Vorrei ringraziare pubblicamente Michele Serra e Antonio Albanese per il modo nel quale mi hanno screditato in un loro merdosissimo film dove prendevano per il culo lo yoga demenziale, l'arte zen, i corsi di coccole e carezze e dove, nel finale, il responsabile del centro agricolo dove si insegna lo yoga demenziale viene arrestato per evasione fiscale.
Per inciso tutte le ispezioni di Finanza e Ispettorato del Lavoro a Alcatraz hanno dato esito negativo (abbiamo incorniciato i verbali).

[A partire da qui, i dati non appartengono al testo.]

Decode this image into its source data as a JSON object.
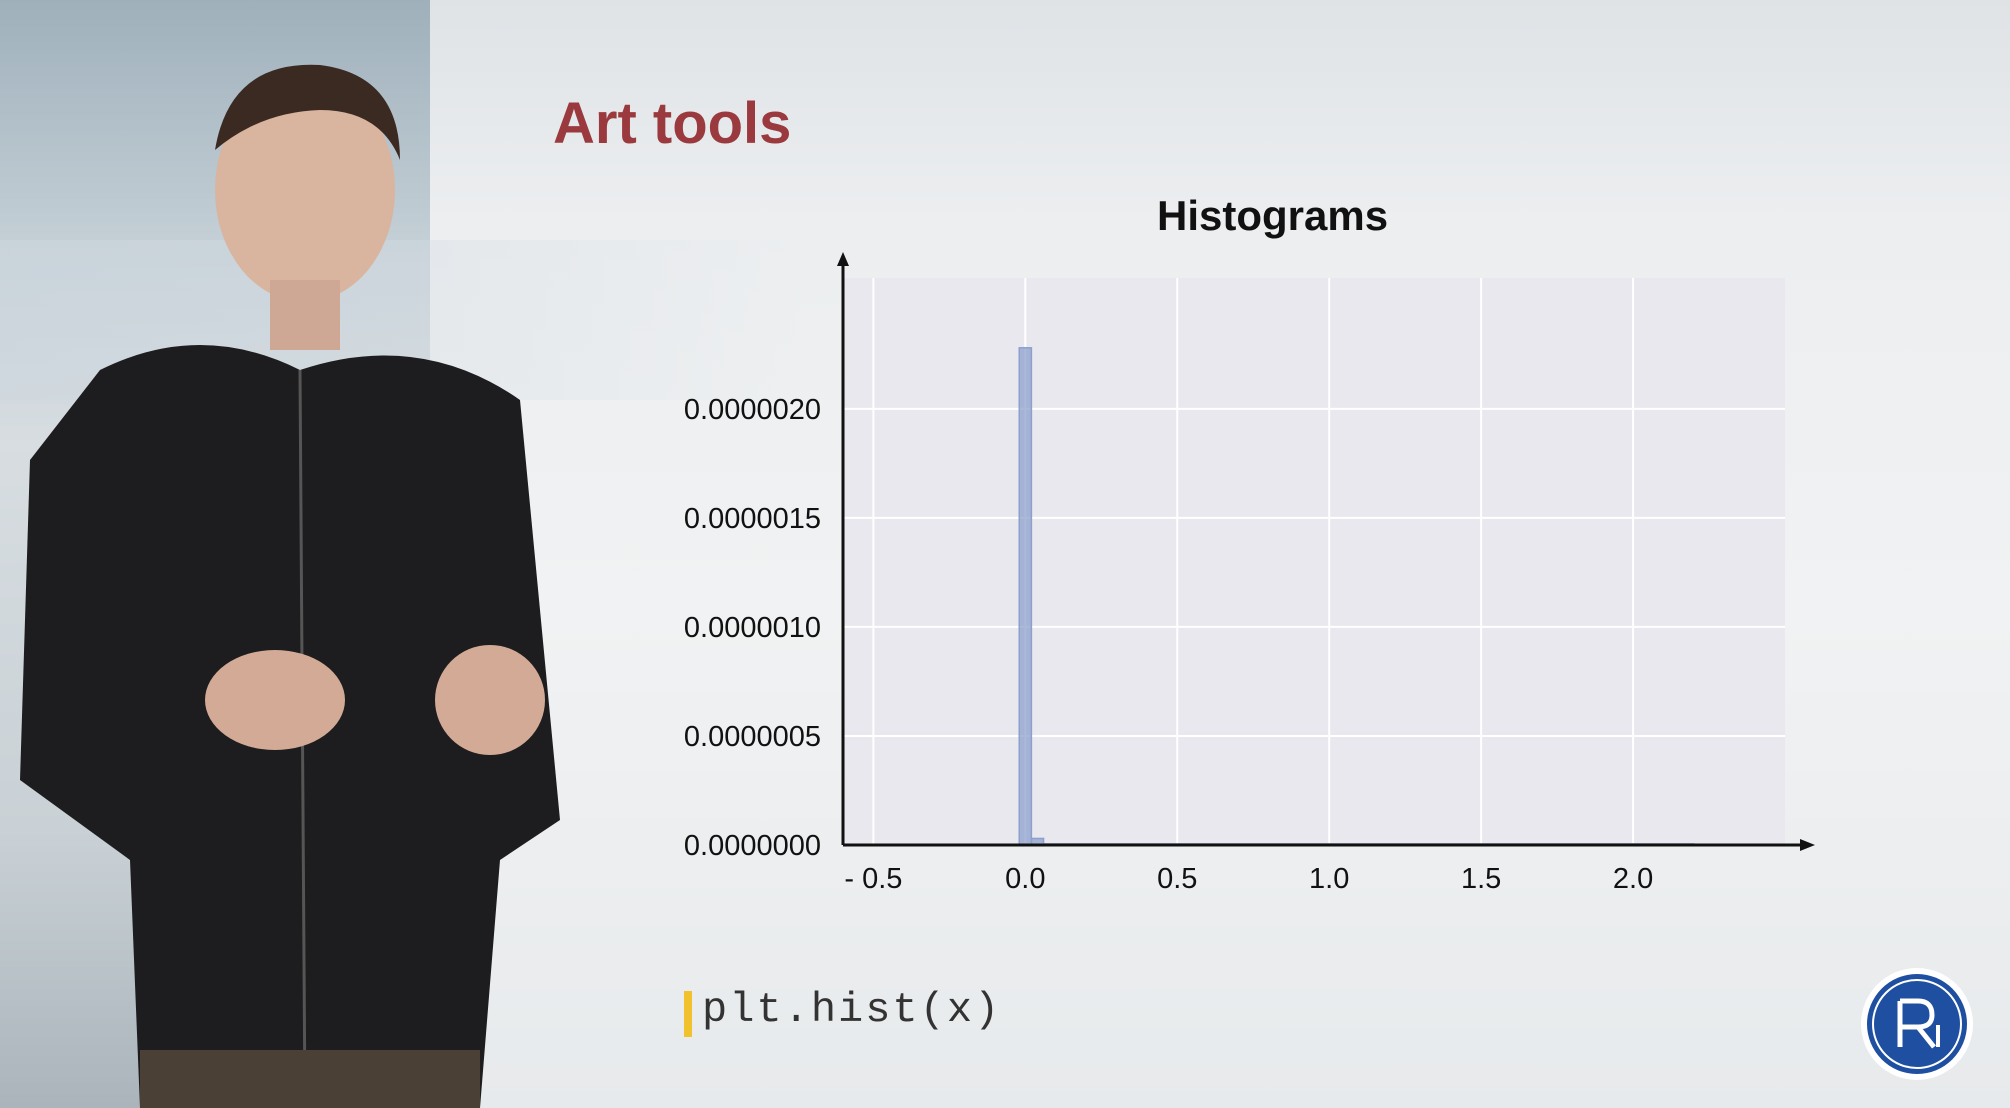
{
  "slide": {
    "title": "Art tools",
    "code": "plt.hist(x)"
  },
  "colors": {
    "title": "#9b3a3e",
    "bar": "#8da0cc",
    "plot_bg": "#e8e8ee",
    "grid": "#ffffff",
    "code_marker": "#f2c12e",
    "logo": "#1f4fa0"
  },
  "icons": {
    "logo": "university-logo-icon"
  },
  "chart_data": {
    "type": "bar",
    "title": "Histograms",
    "xlabel": "",
    "ylabel": "",
    "xlim": [
      -0.6,
      2.5
    ],
    "ylim": [
      0,
      2.6e-06
    ],
    "x_ticks": [
      -0.5,
      0.0,
      0.5,
      1.0,
      1.5,
      2.0
    ],
    "x_tick_labels": [
      "- 0.5",
      "0.0",
      "0.5",
      "1.0",
      "1.5",
      "2.0"
    ],
    "y_ticks": [
      0,
      5e-07,
      1e-06,
      1.5e-06,
      2e-06
    ],
    "y_tick_labels": [
      "0.0000000",
      "0.0000005",
      "0.0000010",
      "0.0000015",
      "0.0000020"
    ],
    "grid": true,
    "bins": [
      {
        "x0": -0.02,
        "x1": 0.02,
        "value": 2.28e-06
      },
      {
        "x0": 0.02,
        "x1": 0.06,
        "value": 3e-08
      },
      {
        "x0": 0.06,
        "x1": 2.2,
        "value": 5e-09
      }
    ],
    "series": [
      {
        "values": [
          2.28e-06,
          3e-08,
          5e-09
        ]
      }
    ]
  }
}
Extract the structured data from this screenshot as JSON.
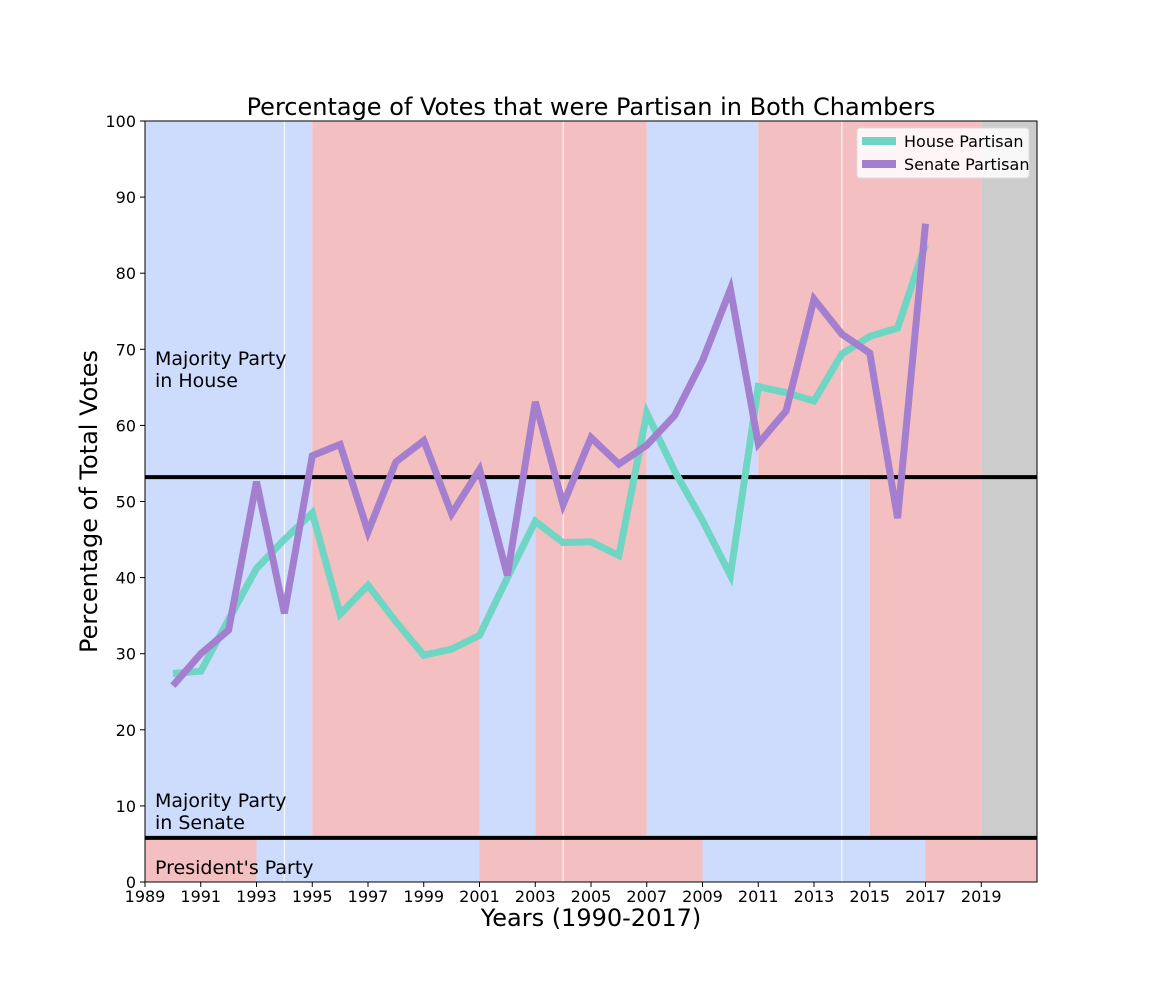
{
  "chart_data": {
    "type": "line",
    "title": "Percentage of Votes that were Partisan in Both Chambers",
    "xlabel": "Years (1990-2017)",
    "ylabel": "Percentage of Total Votes",
    "xlim": [
      1989,
      2021
    ],
    "ylim": [
      0,
      100
    ],
    "x_ticks": [
      1989,
      1991,
      1993,
      1995,
      1997,
      1999,
      2001,
      2003,
      2005,
      2007,
      2009,
      2011,
      2013,
      2015,
      2017,
      2019
    ],
    "y_ticks": [
      0,
      10,
      20,
      30,
      40,
      50,
      60,
      70,
      80,
      90,
      100
    ],
    "x": [
      1990,
      1991,
      1992,
      1993,
      1994,
      1995,
      1996,
      1997,
      1998,
      1999,
      2000,
      2001,
      2002,
      2003,
      2004,
      2005,
      2006,
      2007,
      2008,
      2009,
      2010,
      2011,
      2012,
      2013,
      2014,
      2015,
      2016,
      2017
    ],
    "series": [
      {
        "name": "House Partisan",
        "color": "#6fd6c4",
        "values": [
          27.4,
          27.7,
          34.5,
          41.2,
          45.0,
          48.5,
          35.2,
          39.0,
          34.2,
          29.8,
          30.6,
          32.4,
          40.0,
          47.4,
          44.6,
          44.7,
          42.9,
          61.6,
          54.0,
          47.5,
          40.3,
          65.1,
          64.3,
          63.2,
          69.4,
          71.7,
          72.8,
          83.8
        ]
      },
      {
        "name": "Senate Partisan",
        "color": "#a57fcf",
        "values": [
          25.8,
          30.0,
          33.1,
          52.6,
          35.3,
          56.0,
          57.5,
          46.0,
          55.2,
          58.0,
          48.4,
          54.2,
          40.3,
          63.1,
          49.6,
          58.4,
          54.9,
          57.4,
          61.3,
          68.5,
          77.9,
          57.6,
          61.9,
          76.6,
          72.0,
          69.5,
          47.8,
          86.5
        ]
      }
    ],
    "majority_divider_y": 53.2,
    "president_divider_y": 5.8,
    "background_bands": {
      "house": [
        {
          "from": 1989,
          "to": 1995,
          "party": "D"
        },
        {
          "from": 1995,
          "to": 2007,
          "party": "R"
        },
        {
          "from": 2007,
          "to": 2011,
          "party": "D"
        },
        {
          "from": 2011,
          "to": 2019,
          "party": "R"
        },
        {
          "from": 2019,
          "to": 2021,
          "party": "none"
        }
      ],
      "senate": [
        {
          "from": 1989,
          "to": 1995,
          "party": "D"
        },
        {
          "from": 1995,
          "to": 2001,
          "party": "R"
        },
        {
          "from": 2001,
          "to": 2003,
          "party": "D"
        },
        {
          "from": 2003,
          "to": 2007,
          "party": "R"
        },
        {
          "from": 2007,
          "to": 2015,
          "party": "D"
        },
        {
          "from": 2015,
          "to": 2019,
          "party": "R"
        },
        {
          "from": 2019,
          "to": 2021,
          "party": "none"
        }
      ],
      "president": [
        {
          "from": 1989,
          "to": 1993,
          "party": "R"
        },
        {
          "from": 1993,
          "to": 2001,
          "party": "D"
        },
        {
          "from": 2001,
          "to": 2009,
          "party": "R"
        },
        {
          "from": 2009,
          "to": 2017,
          "party": "D"
        },
        {
          "from": 2017,
          "to": 2021,
          "party": "R"
        }
      ]
    },
    "party_colors": {
      "D": "#cddcfd",
      "R": "#f4bfc0",
      "none": "#cccccc"
    },
    "white_gridlines_x": [
      1994,
      2004,
      2014
    ],
    "annotations": {
      "house_label_line1": "Majority Party",
      "house_label_line2": "in House",
      "senate_label_line1": "Majority Party",
      "senate_label_line2": "in Senate",
      "president_label": "President's Party"
    },
    "legend_position": "upper right",
    "grid": false
  }
}
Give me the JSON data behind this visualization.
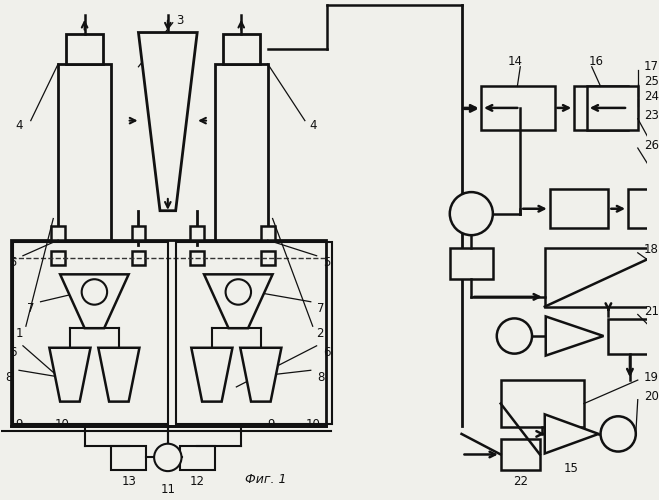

Alcatraz paga le tasse, fattura ogni servizio offerto ai soci, facciamo gli scontrini e le ricevute fiscali a tutti e tutti i dipendenti sono in regola.
Ma questo non interessa a Albanese e Serra. Con Serra ho una guerra in corso da anni. Serra che è stato grande autore Rai ai tempi di Silvio, mai una volta che abbia preso una posizione sconveniente in vita sua. Ho raccontato tutta la storia di questo scontro, che va avanti dai tempi di Tango (supplemento dell'Unità), quando osai scrivere un articolo intitolato "anche i comunisti rubano" e osai parlare di muscoletti vaginali... Tango chiuse, sostituito da Cuore e Serra per prima cosa mi licenziò. Non che i miei articoli non avessero avuto successo... Ne avevano avuto troppo, scatenando reazioni isteriche... Quando mai su un quotidiano comunista si era parlato della corruzione nel partito in modo così esplicito? E quando mai si era parlato di passera?!?
Per chi fosse interessato ai dettagli di questa storia infame ho raccontato tutto nella "Postfazione Rissosa" all'ultima ristampa de "Lo zen e l'arte di scopare", Giunti 2006. Lo so che questa è una caduta di stile da parte mia, attaccare così rudemente i miei detrattori... Ma visto che Alcatraz è ormai ridotta ai minimi termini mi permetto il lusso di un tanto peggio tanto meglio.

A chi, nel leggere questo articolo pietoso, viene voglia di aiutarci chiedo soprattutto di referenziarci. Parola difficile. Mi spiego.
In questi anni abbiamo lavorato sodo sul campo ottenendo risultati. Non siamo riusciti invece a "certificare" il nostro lavoro. Ad esempio 25 anni di ricerca sulla muscolatura involontaria e la mente non razionale hanno portato a risultati notevoli come quello di fornire agli spastici una tecnica semplice per migliorare notevolmente le capacità di movimento.
Ma nonostante i nostri tentativi nessuna università e nessun ospedale ha riconosciuto e valorizzato questo lavoro di ricerca.
Abbiamo bisogno che chi ha capito il valore di quel che stiamo realizzando lo spieghi perché noi questo non lo sappiamo fare.
(Da questa necessità è nata l'idea di chiedere ai nostri ospiti di raccontare com'è Alcatraz.)
Sarebbe un discorso lungo ma mi fermo qui.
Un'altra cosa che puoi fare se ti va di sostenerci è organizzare un gruppo di almeno 20 persone. Riapriremo ogni volta che ci sarà la possibilità di lavorare.